1932 wurde in Leesdorf, einem Stadtteil von Baden, eine Notkirche errichtet. Nachdem sie von den Nationalsozialisten 1938 beschlagnahmt worden war, konnte nach dem Krieg nur in einer gemauerten Scheune ein Ersatz gefunden werden. Anlässlich einer kanonischen Visitation 1959 wurde die Unzulänglichkeit dieser Notlösung festgestellt und die Erzdiözese Wien erteilte den Auftrag zur Errichtung eines Seelsorgezentrums.

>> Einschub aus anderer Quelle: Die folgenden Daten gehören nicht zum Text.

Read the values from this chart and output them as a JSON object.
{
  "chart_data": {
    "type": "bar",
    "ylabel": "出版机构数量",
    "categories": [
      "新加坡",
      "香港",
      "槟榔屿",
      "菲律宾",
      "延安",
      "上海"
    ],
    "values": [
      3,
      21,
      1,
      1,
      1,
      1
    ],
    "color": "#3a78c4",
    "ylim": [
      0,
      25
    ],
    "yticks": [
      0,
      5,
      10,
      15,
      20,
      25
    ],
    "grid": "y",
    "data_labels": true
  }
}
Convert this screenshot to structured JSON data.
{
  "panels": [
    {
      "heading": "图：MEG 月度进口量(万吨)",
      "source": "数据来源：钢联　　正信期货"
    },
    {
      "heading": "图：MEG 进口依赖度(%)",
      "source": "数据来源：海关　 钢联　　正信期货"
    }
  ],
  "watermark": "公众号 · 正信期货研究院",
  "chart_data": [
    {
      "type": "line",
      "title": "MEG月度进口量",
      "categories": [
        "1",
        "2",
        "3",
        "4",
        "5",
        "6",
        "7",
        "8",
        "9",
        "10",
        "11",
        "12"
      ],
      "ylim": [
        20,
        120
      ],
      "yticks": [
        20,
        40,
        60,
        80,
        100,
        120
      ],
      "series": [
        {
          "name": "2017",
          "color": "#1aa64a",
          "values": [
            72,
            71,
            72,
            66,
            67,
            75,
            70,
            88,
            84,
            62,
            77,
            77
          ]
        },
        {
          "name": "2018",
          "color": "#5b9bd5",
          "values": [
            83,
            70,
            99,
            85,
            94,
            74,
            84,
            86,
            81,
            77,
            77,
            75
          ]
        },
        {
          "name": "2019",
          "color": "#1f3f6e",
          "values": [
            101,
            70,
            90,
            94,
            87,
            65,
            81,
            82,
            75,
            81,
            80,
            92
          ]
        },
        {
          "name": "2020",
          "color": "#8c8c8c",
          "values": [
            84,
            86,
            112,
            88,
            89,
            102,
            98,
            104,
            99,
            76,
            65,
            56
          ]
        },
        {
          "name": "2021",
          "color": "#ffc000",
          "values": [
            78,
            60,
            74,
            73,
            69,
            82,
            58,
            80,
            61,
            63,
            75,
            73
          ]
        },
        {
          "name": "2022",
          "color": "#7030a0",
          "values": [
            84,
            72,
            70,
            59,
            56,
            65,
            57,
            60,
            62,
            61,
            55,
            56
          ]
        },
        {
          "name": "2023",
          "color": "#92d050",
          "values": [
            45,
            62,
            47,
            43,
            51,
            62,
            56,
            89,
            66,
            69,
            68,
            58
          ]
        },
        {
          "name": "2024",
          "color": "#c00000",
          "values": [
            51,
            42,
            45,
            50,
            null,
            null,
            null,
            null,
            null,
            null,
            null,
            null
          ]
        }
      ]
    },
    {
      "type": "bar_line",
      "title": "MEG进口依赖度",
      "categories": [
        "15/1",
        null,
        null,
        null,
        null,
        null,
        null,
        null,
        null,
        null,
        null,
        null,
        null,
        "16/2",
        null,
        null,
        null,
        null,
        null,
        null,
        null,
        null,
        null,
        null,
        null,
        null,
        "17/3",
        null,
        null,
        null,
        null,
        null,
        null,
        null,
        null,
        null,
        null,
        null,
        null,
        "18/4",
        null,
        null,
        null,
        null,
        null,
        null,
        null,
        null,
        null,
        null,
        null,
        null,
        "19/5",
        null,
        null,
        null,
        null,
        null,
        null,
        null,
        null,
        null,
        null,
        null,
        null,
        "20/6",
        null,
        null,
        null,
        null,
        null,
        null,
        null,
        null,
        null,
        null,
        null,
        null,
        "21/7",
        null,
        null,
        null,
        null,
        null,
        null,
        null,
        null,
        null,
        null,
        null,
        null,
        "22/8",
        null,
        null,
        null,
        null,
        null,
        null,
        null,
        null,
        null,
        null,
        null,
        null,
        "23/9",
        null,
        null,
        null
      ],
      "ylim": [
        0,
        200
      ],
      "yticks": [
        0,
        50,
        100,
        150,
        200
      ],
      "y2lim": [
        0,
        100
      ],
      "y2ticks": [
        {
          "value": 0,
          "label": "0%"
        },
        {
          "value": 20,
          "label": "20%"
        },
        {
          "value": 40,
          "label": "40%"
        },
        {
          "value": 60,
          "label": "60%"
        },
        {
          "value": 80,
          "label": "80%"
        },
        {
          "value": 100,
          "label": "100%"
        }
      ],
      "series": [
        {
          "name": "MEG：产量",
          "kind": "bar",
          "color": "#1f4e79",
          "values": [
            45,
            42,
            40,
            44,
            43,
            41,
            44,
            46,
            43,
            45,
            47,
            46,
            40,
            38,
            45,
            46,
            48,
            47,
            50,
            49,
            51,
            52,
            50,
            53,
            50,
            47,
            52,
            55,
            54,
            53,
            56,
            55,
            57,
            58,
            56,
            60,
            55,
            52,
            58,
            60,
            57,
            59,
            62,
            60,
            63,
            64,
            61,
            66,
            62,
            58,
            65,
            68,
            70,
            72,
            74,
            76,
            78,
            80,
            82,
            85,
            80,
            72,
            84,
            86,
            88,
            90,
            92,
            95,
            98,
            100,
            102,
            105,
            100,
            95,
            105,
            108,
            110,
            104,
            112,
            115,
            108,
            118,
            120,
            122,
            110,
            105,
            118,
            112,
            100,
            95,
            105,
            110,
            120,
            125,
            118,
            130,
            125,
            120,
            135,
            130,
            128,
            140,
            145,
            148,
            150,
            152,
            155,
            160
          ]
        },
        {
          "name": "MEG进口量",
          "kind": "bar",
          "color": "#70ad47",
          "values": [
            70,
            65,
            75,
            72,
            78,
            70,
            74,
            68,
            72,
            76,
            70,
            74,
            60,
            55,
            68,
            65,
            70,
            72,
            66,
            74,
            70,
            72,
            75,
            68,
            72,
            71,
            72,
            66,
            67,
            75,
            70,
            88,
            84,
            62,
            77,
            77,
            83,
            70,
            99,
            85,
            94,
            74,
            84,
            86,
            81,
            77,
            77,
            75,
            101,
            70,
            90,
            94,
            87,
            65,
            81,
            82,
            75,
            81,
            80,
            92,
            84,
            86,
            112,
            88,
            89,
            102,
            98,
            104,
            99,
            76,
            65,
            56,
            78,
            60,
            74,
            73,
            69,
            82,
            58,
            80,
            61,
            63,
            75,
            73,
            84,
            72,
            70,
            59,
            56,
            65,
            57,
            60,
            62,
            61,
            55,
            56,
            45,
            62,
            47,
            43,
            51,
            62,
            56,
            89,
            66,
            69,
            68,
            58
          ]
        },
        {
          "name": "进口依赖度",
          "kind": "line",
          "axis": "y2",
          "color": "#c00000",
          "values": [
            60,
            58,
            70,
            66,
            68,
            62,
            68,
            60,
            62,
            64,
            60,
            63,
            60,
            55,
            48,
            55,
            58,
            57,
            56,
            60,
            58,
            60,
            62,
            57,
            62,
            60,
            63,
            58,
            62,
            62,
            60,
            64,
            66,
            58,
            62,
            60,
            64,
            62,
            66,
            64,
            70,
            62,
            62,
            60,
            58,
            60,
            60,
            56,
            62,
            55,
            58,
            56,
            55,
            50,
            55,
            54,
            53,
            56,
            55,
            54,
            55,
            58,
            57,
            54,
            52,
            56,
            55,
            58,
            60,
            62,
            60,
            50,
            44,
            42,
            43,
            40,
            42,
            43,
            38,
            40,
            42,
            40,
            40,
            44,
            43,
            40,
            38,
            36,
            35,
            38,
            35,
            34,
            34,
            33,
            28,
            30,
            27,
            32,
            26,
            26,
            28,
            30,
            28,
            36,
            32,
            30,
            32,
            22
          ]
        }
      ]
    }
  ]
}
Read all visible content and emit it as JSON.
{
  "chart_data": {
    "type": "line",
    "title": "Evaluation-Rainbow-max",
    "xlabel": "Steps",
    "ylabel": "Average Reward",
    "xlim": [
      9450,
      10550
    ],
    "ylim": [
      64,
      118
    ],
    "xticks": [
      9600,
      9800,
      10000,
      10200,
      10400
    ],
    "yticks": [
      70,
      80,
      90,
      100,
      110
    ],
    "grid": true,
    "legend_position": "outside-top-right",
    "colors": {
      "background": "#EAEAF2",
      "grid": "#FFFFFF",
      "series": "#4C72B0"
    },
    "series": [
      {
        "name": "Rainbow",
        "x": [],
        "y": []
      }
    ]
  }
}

Seit den 1930 Jahren wurden liturgische Erneuerungsbestrebungen wirksam, die darauf hinzielten, die hierarchische Trennung zwischen dem Klerus und den Gläubigen aufzuheben und das Gemeinschaftsleben der Gläubigen zu stärken. (mehr hier) Vermehrt wurden nun Saalräume konzipiert, die auch für nicht liturgische Zwecke genutzt werden konnten. Seit den 1970er Jahren zeigt sich der Trend, Seelsorgezentren zu errichten, die die Möglichkeit boten, Raumgruppen für Mehrfachnutzungen anzubieten. Diesem Konzept folgte auch das Seelsorgezentrum in Leesdorf.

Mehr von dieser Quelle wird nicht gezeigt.